The sad thing is that a local engineer had costed a tunnel instead of the cable-stayed bridge that they are currently building downstream, and it came out cheaper, and of course could be used regardless of weather. But the politicians had paid for a study which was based on the assumption that a bridge would be needed, and so it is. It is claimed to be usable in all weather conditions, but I expect that within a year that will be shown to be a lie. But the tunnel proposal will be conveniently forgotten.
Meanwhile the existing road bridge remains closed for a while yet because its designers appeared to be somewhat ignorant of metal fatigue. I can just imagine the chaos at the Kincardine bridge and the mediocre roads from there into Fife.

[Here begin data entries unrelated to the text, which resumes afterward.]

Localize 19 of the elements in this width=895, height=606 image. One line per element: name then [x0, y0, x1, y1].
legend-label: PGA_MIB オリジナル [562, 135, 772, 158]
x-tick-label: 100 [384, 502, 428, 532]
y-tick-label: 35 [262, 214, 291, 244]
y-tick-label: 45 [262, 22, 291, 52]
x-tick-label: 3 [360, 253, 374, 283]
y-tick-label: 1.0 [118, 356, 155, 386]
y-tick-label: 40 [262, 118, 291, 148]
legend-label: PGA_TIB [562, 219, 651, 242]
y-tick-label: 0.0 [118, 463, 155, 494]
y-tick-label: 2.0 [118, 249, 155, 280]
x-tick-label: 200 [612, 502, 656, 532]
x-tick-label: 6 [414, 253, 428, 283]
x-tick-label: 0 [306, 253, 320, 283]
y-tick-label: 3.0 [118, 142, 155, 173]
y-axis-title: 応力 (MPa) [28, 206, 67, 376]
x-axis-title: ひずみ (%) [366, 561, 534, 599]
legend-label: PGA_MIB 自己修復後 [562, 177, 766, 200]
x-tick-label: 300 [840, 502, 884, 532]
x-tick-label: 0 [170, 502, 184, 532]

A tunnel would have been truly interesting. While the costing was for one of those that you build on shore and sink into a trench on the sea bed, bored tunnels are very much in fashion right now. A TBM would need rather hard teeth for boring through whinstone, but I think that is possible with carbide teeth. Might need impact action, possible with hydraulics, but not good for the workers, so it would probably have to be remotely controlled. But why not? It would just be a combination of existing proven technologies put together for the first time. If an innovator like Greathead (inventor of the tunnelling shield, forerunner of the TBM) was alive today, he would jump at the chance.
I confidently predict that when the road bridge fails completely, as it will, there will be such public outcry that its replacement will be a tunnel. (It is still needed in current plans, when the new bridge opens.) What will bring down the 1960s bridge will be the direct result of politics.